The consensus seems to be that Justice League at least isn’t as bad as Suicide Squad, which is like comparing something favourably to eczema. Granted. Yes, you got me: it’s better than skin disease. I would offer that Suicide Squad and Batman v Superman and Man of Steel were at least fascinating in their atrociousness while Justice League is so desperate to be pleasant (when its core is so obviously bleak) that the best thing you can say for it is that it’s puzzling. Watch it in a theatre to witness half the audience tilt its head like a dog hearing a new noise. Consider that all that desperation shares time with two or three superhero origin stories crammed into whatever cranny’s available, leaving the genesis of Cyborg (Ray Fisher) a garble right up until he bonds with Flash (Ezra Miller) over their being the team’s “accidents,” setting up a bro-bump that is never paid off because the script is a piecemeal slop-and-shuck. Flash has an imprisoned dad who something something garble garble, and then there’s the pregnant moment where it appears as if Wonder Woman is going to make sexytime with Batman that caused half the opening-night crowd to physically recoil. Mark this as the instant that Affleck’s romantic Q-score fell below Tom Cruise’s. Anyway, there’s a scene on Amazon Island and one in Atlantis; there’s no fish-talking even though that’s the whole deal with Aquaman (Momoa); and the bad guy is named after either a Herman Hesse novel people read in Intro to Cosmology or a band whose best song was “Magic Carpet Ride.” Don’t @ me.

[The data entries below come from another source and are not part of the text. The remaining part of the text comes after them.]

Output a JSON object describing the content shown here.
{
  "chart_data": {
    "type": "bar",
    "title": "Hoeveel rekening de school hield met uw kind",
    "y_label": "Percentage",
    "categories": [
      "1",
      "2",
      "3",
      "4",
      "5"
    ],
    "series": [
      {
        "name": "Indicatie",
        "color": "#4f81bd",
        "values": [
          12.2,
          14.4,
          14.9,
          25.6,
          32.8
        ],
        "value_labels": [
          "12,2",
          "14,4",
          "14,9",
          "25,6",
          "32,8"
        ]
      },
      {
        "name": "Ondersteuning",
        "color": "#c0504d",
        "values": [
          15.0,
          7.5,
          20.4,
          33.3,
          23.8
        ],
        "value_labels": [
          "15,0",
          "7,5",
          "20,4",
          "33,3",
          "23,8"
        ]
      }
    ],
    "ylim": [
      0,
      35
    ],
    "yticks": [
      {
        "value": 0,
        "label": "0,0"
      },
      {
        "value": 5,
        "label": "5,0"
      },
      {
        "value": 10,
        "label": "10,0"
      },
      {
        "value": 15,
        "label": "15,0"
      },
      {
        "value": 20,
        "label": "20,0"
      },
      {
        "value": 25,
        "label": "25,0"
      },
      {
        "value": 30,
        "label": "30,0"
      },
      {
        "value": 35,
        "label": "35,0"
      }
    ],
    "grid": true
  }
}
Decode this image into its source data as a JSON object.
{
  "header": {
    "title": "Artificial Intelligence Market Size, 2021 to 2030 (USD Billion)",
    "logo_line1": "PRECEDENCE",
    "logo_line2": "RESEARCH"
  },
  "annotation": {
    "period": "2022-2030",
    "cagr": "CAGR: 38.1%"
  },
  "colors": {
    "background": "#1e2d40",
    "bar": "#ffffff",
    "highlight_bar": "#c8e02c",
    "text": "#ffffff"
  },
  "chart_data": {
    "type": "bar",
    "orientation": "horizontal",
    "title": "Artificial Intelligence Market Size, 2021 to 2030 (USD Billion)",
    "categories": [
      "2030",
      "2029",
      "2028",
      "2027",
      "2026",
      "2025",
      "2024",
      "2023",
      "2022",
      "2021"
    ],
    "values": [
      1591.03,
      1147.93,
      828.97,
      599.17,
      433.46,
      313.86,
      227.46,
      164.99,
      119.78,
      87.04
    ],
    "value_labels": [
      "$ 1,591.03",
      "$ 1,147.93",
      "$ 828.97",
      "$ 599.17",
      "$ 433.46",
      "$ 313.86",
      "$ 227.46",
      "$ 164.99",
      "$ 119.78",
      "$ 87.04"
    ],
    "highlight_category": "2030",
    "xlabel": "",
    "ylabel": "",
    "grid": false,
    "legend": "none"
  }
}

And then of course there’s a lot of punching that doesn’t lead anywhere because nobody can be hurt, and Affleck shoehorned into a suit looking exactly like I do when I wear a sweater under a jacket that fit thirty pounds ago. It’s fair to ask why these superbeings need to cling to the back of a vehicle to climb out of a hole but, you know, life is short enough as it is. Justice League is a hot mess, a film that was probably about something accidentally before it became about nothing on purpose. The thing to appreciate vis-à-vis Snyder’s truncated run as the DC Cinematic Universe’s showrunner is that he doesn’t understand and maybe hates Superman. He captured the despair of our current state: the toxic masculinity, the triumph of mediocrity, the destruction of empathy and critical capacity. His Man of Steel and Batman v Superman predicted the Trump presidency and this new age of virulent anti-intellectualism and progressiveness-as-weakness. It was ugly as fuck and uncompromisingly pessimistic about the current state. They were films we deserved. Justice League is a late-game attempt to put lipstick and a dress on Ted Bundy. It’s bent backwards across itself to be liked, forgetting that you first need to hire creators who are likeable. The most interesting thing about it will be the revelation that audiences might have actually gotten smarter since the election. God, you can hope, right?